Critics Slam Volcker Rule as 'Worst of All Worlds'

Banking regulatory guidelines deemed 'Glass-Steagall lite'

Financial regulators announced Tuesday that, after three and a half years of negotiations and billions spent by big banks in an attempt to carve out regulatory loopholes, Feds agreed upon a set of banking reform guidelines known as the "Volcker Rule."

Following the announcement, financial reform advocates cautioned those who celebrated the agreed-upon rules as a "major defeat for Wall Street," by saying that by providing flexible exemptions and self-reporting compliance, the lukewarm deal was "the worst of all worlds."

Known to critics as "Glass-Steagall-lite," section 619 of the Dodd-Frank Wall Street Reform and Consumer Protection Act (called the "Volcker Rule" after Paul Volcker, the former chairman of the Federal Reserve), claims to establish a firewall between commercial lending and investment banks by preventing big banks from making proprietary trades for their own profit.

Following the 2010 passage of Dodd-Frank, the details of this section had to be crafted jointly by five banking regulators--the Federal Reserve, the Federal Deposit Insurance Corporation (FDIC), the Office of the Comptroller of the Currency (OCC), the Securities and Exchange Commission (SEC), and the Commodity Futures Trading Commission (CFTC).

After three and a half years, the groups announced in a joint statement Tuesday completion of the task:

The final rules prohibit insured depository institutions and companies affiliated with insured depository institutions ("banking entities") from engaging in short-term proprietary trading of certain securities, derivatives, commodity futures and options on these instruments, for their own account. The final rules also impose limits on banking entities' investments in, and other relationships with, hedge funds or private equity funds.

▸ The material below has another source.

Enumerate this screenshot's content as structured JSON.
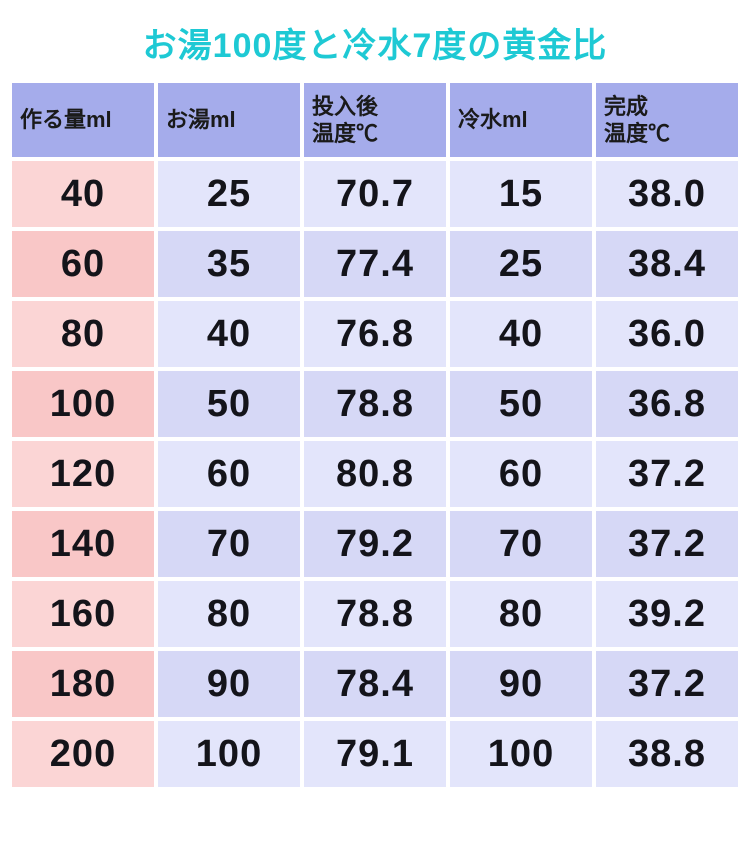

However, the group notes, there are exemptions for certain activities, "including market making, underwriting, hedging, trading in government obligations, insurance company activities, and organizing and offering hedge funds or private equity funds."

Many claim the rules' 800+ pages and overly-flexible exemptions will provide cover for the big banks to continue business as usual.

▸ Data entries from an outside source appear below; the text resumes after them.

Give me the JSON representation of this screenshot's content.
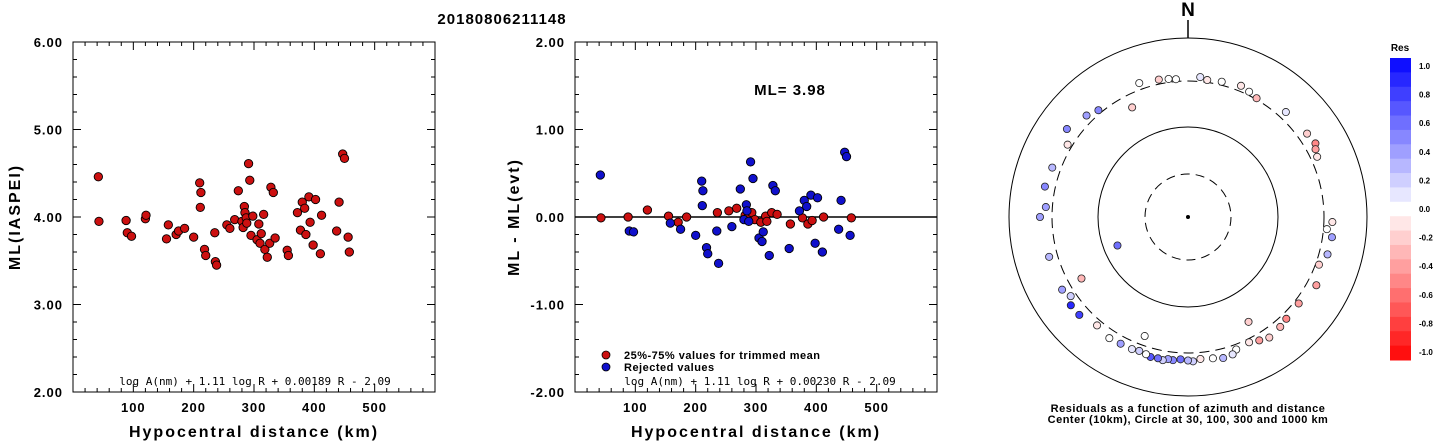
{
  "title": "20180806211148",
  "colors": {
    "red": "#cc1010",
    "blue": "#1010cc",
    "frame": "#000000"
  },
  "panel1": {
    "ylabel": "ML(IASPEI)",
    "xlabel": "Hypocentral distance (km)",
    "formula": "log A(nm) + 1.11 log R + 0.00189 R - 2.09",
    "xticks": [
      "100",
      "200",
      "300",
      "400",
      "500"
    ],
    "yticks": [
      "2.00",
      "3.00",
      "4.00",
      "5.00",
      "6.00"
    ]
  },
  "panel2": {
    "ylabel": "ML - ML(evt)",
    "xlabel": "Hypocentral distance (km)",
    "ml_text": "ML= 3.98",
    "legend_used": "25%-75% values for trimmed mean",
    "legend_rejected": "Rejected values",
    "formula": "log A(nm) + 1.11 log R + 0.00230 R - 2.09",
    "xticks": [
      "100",
      "200",
      "300",
      "400",
      "500"
    ],
    "yticks": [
      "-2.00",
      "-1.00",
      "0.00",
      "1.00",
      "2.00"
    ]
  },
  "panel3": {
    "north": "N",
    "caption1": "Residuals as a function of azimuth and distance",
    "caption2": "Center (10km), Circle at 30, 100, 300 and 1000 km",
    "scale_title": "Res",
    "scale_ticks": [
      "1.0",
      "0.8",
      "0.6",
      "0.4",
      "0.2",
      "0.0",
      "-0.2",
      "-0.4",
      "-0.6",
      "-0.8",
      "-1.0"
    ]
  },
  "chart_data": [
    {
      "type": "scatter",
      "title": "20180806211148",
      "xlabel": "Hypocentral distance (km)",
      "ylabel": "ML(IASPEI)",
      "xlim": [
        0,
        600
      ],
      "ylim": [
        2.0,
        6.0
      ],
      "series": [
        {
          "x": [
            42,
            43,
            88,
            90,
            97,
            120,
            121,
            155,
            158,
            171,
            175,
            185,
            200,
            210,
            212,
            211,
            218,
            220,
            235,
            236,
            238,
            255,
            260,
            268,
            274,
            280,
            282,
            284,
            285,
            287,
            288,
            291,
            293,
            295,
            298,
            305,
            308,
            310,
            312,
            316,
            318,
            322,
            326,
            328,
            332,
            335,
            355,
            357,
            372,
            377,
            380,
            384,
            386,
            391,
            393,
            398,
            402,
            410,
            412,
            437,
            441,
            447,
            450,
            456,
            458
          ],
          "y": [
            4.46,
            3.95,
            3.96,
            3.82,
            3.78,
            3.98,
            4.02,
            3.75,
            3.91,
            3.8,
            3.84,
            3.87,
            3.77,
            4.39,
            4.28,
            4.11,
            3.63,
            3.56,
            3.82,
            3.49,
            3.45,
            3.91,
            3.87,
            3.97,
            4.3,
            3.95,
            3.88,
            4.12,
            4.05,
            3.99,
            3.93,
            4.61,
            4.42,
            3.79,
            4.01,
            3.74,
            3.92,
            3.7,
            3.81,
            4.03,
            3.63,
            3.54,
            3.7,
            4.34,
            4.28,
            3.76,
            3.62,
            3.56,
            4.05,
            3.85,
            4.17,
            4.1,
            3.8,
            4.23,
            3.94,
            3.68,
            4.2,
            3.58,
            4.02,
            3.84,
            4.17,
            4.72,
            4.67,
            3.77,
            3.6
          ]
        }
      ]
    },
    {
      "type": "scatter",
      "xlabel": "Hypocentral distance (km)",
      "ylabel": "ML - ML(evt)",
      "xlim": [
        0,
        600
      ],
      "ylim": [
        -2.0,
        2.0
      ],
      "series": [
        {
          "name": "25%-75% values for trimmed mean",
          "x": [
            43,
            88,
            120,
            155,
            171,
            185,
            236,
            255,
            268,
            282,
            287,
            293,
            298,
            308,
            316,
            318,
            326,
            335,
            357,
            377,
            386,
            393,
            412,
            458
          ],
          "y": [
            -0.01,
            0.0,
            0.08,
            0.01,
            -0.06,
            0.0,
            0.05,
            0.07,
            0.1,
            0.02,
            0.0,
            0.05,
            -0.03,
            -0.06,
            0.01,
            -0.05,
            0.05,
            0.03,
            -0.08,
            -0.01,
            -0.08,
            -0.04,
            0.0,
            -0.01
          ]
        },
        {
          "name": "Rejected values",
          "x": [
            42,
            90,
            97,
            158,
            175,
            200,
            210,
            212,
            211,
            218,
            220,
            235,
            238,
            260,
            274,
            280,
            284,
            285,
            288,
            291,
            295,
            305,
            310,
            312,
            322,
            328,
            332,
            355,
            372,
            380,
            384,
            391,
            398,
            402,
            410,
            437,
            441,
            447,
            450,
            456
          ],
          "y": [
            0.48,
            -0.16,
            -0.17,
            -0.07,
            -0.14,
            -0.21,
            0.41,
            0.3,
            0.13,
            -0.35,
            -0.42,
            -0.16,
            -0.53,
            -0.11,
            0.32,
            -0.03,
            0.14,
            0.07,
            -0.05,
            0.63,
            0.44,
            -0.24,
            -0.28,
            -0.17,
            -0.44,
            0.36,
            0.3,
            -0.36,
            0.07,
            0.19,
            0.12,
            0.25,
            -0.3,
            0.22,
            -0.4,
            -0.14,
            0.19,
            0.74,
            0.69,
            -0.21
          ]
        }
      ]
    },
    {
      "type": "scatter",
      "title": "Residuals as a function of azimuth and distance",
      "polar": true,
      "rings_km": [
        10,
        30,
        100,
        300,
        1000
      ],
      "colorbar_range": [
        -1.0,
        1.0
      ],
      "series": [
        {
          "name": "stations",
          "azimuth_deg": [
            5,
            8,
            14,
            22,
            26,
            30,
            43,
            55,
            60,
            62,
            65,
            92,
            95,
            98,
            105,
            110,
            118,
            128,
            136,
            140,
            146,
            150,
            154,
            160,
            162,
            166,
            170,
            175,
            178,
            180,
            183,
            186,
            188,
            190,
            192,
            195,
            197,
            200,
            203,
            208,
            213,
            220,
            228,
            233,
            236,
            240,
            254,
            270,
            274,
            282,
            290,
            301,
            306,
            315,
            320,
            333,
            340,
            348,
            352,
            355,
            240,
            200,
            150,
            248
          ],
          "distance_km": [
            340,
            320,
            330,
            350,
            330,
            310,
            370,
            390,
            410,
            380,
            360,
            380,
            330,
            390,
            380,
            330,
            390,
            340,
            350,
            370,
            390,
            360,
            330,
            345,
            380,
            390,
            370,
            360,
            380,
            370,
            360,
            375,
            370,
            390,
            380,
            385,
            370,
            360,
            370,
            370,
            380,
            350,
            400,
            405,
            350,
            390,
            380,
            420,
            360,
            400,
            380,
            340,
            440,
            370,
            330,
            220,
            360,
            340,
            330,
            320,
            220,
            240,
            210,
            70
          ],
          "residual": [
            0.1,
            -0.1,
            0.0,
            -0.1,
            0.0,
            -0.3,
            0.1,
            -0.2,
            -0.5,
            -0.4,
            -0.1,
            -0.1,
            0.0,
            0.4,
            0.3,
            -0.2,
            -0.4,
            -0.4,
            -0.5,
            -0.3,
            -0.2,
            -0.4,
            -0.1,
            0.0,
            0.1,
            0.3,
            0.0,
            -0.1,
            0.2,
            0.3,
            0.6,
            0.5,
            0.4,
            0.2,
            0.6,
            0.7,
            0.0,
            0.2,
            0.1,
            0.4,
            0.0,
            -0.1,
            0.8,
            0.9,
            0.2,
            0.4,
            0.3,
            0.4,
            0.4,
            0.5,
            0.3,
            -0.1,
            0.5,
            0.4,
            0.5,
            -0.2,
            0.0,
            -0.2,
            0.0,
            0.0,
            -0.3,
            0.0,
            -0.2,
            0.6
          ]
        }
      ]
    }
  ]
}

"The 'Volcker Rule' represents Glass-Steagall-lite," writes William Black, former bank regulator and associate professor of economics and law at the University of Missouri-Kansas City. "It cannot work because it avoids doing what Glass-Steagall did," he writes, by clearly separating "what was permissible from what was forbidden."

"In an effort to limit the evasions that are made inevitable by its failure to act boldly and ban derivative derivatives, [the rule] will reportedly be over 850 pages," Black continues. "It will be a nightmare for bank examiners and honest banks, yet the big cheating banks will easily evade it by calling their speculation 'hedging.'"

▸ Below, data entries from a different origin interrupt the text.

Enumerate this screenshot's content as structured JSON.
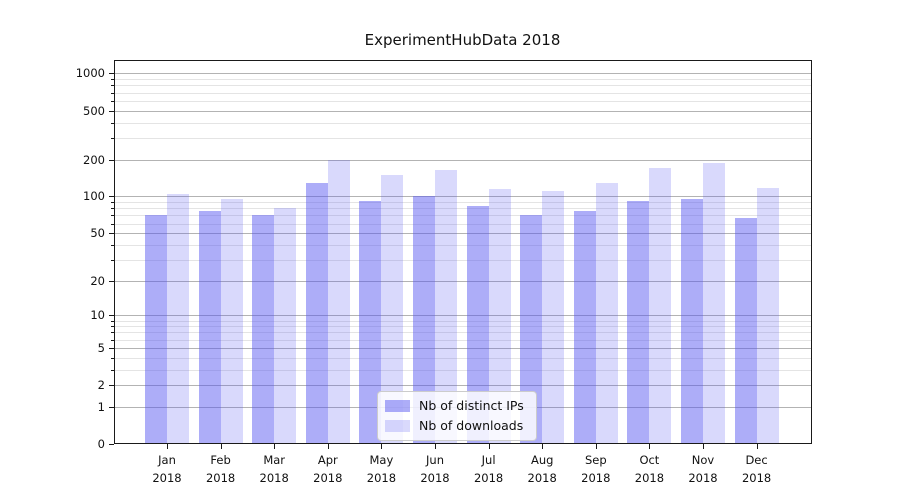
{
  "title": "ExperimentHubData 2018",
  "chart_data": {
    "type": "bar",
    "title": "ExperimentHubData 2018",
    "categories": [
      "Jan",
      "Feb",
      "Mar",
      "Apr",
      "May",
      "Jun",
      "Jul",
      "Aug",
      "Sep",
      "Oct",
      "Nov",
      "Dec"
    ],
    "year_label": "2018",
    "series": [
      {
        "name": "Nb of distinct IPs",
        "values": [
          70,
          76,
          70,
          130,
          91,
          100,
          83,
          70,
          76,
          92,
          95,
          66
        ]
      },
      {
        "name": "Nb of downloads",
        "values": [
          105,
          95,
          81,
          200,
          150,
          165,
          115,
          110,
          128,
          170,
          188,
          118
        ]
      }
    ],
    "yscale": "log1p",
    "y_ticks": [
      0,
      1,
      2,
      5,
      10,
      20,
      50,
      100,
      200,
      500,
      1000
    ],
    "y_minor_gridlines": [
      3,
      4,
      6,
      7,
      8,
      9,
      30,
      40,
      60,
      70,
      80,
      90,
      300,
      400,
      600,
      700,
      800,
      900
    ],
    "ylim": [
      0,
      1280
    ],
    "xlabel": "",
    "ylabel": "",
    "grid": true,
    "legend_position": "lower center"
  },
  "colors": {
    "bar_ips": "rgba(80,80,240,0.47)",
    "bar_downloads": "rgba(80,80,240,0.22)",
    "grid_major": "#b3b3b3",
    "grid_minor": "#e4e4e4",
    "spine": "#1a1a1a",
    "text": "#111111"
  }
}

"The result will be the worst of all worlds," he adds.

Further, as independent financial reporter David Dayen writes in the New Republic, by allowing big banks to engage in "market-making," the Volcker rule opens to the door to "back-door proprietary trading":

[T]he legislative statute allows banks to engage in "market-making," facilitating trades for clients in stocks, bonds or other securities. Merkley analogizes this to banks operating like a grocery store, keeping enough bread in stock in case customers request it . "It doesn't mean you can buy a warehouse full of the bread and bet on the price changing," Merkley said. Market-making generated $44 billion for the five biggest banks just last year, as they profit from holding the stocks and bonds for a short while. Reformers fear that banks will label virtually every asset they purchase as inventory for market-making, turning it into back-door proprietary trading.

Further, the rule may also give banks discretion to decide for themselves whether their trades are permissible.

According to the joint press release, compliance with the rule is determined by the size of the operation. Those with "significant trading operations" must establish a compliance program where bank CEOs will be required to "attest that the program is reasonably designed to achieve compliance with the final rule."

Citing a similar certification that could have been used during the financial crisis to send non-compliant CEOs to jail, Dayen writes: "Given that history, and the fact that the certification here is even weaker, it's hard to see it as much more than lip service."

"Whoever is the primary supervisor has enormous discretion about how this [rule] will affect trading," Marcus Stanley, the policy director at Americans for Financial reform, toldMother Jones. He added that the final Volcker rule "does not include transparency provisions that would allow the public to judge whether banks are complying."

With Reuters reporting that Wall Street banks are already preparing to wage a legal battle against the new rule, observers note that any analysis--whether celebratory or critical--is premature.

As Dayen writes:

[I]f you view financial reform like a football game, today's votes kick off the third quarter of a contest destined for 34 consecutive overtimes. Today's vote mostly triggers an extended period of data collection and guideline-setting, giving mega-banks many future opportunities to water down the rules. And even if implementation wraps up strongly--as it certainly could--regulatory spine will be needed to prevent another financial crisis. As [Volcker rule co-author Senator Jeff] Merkley noted, in matters like this, "you need eternal vigilance." And, in Washington and on Wall Street, vigilance has often been anything but.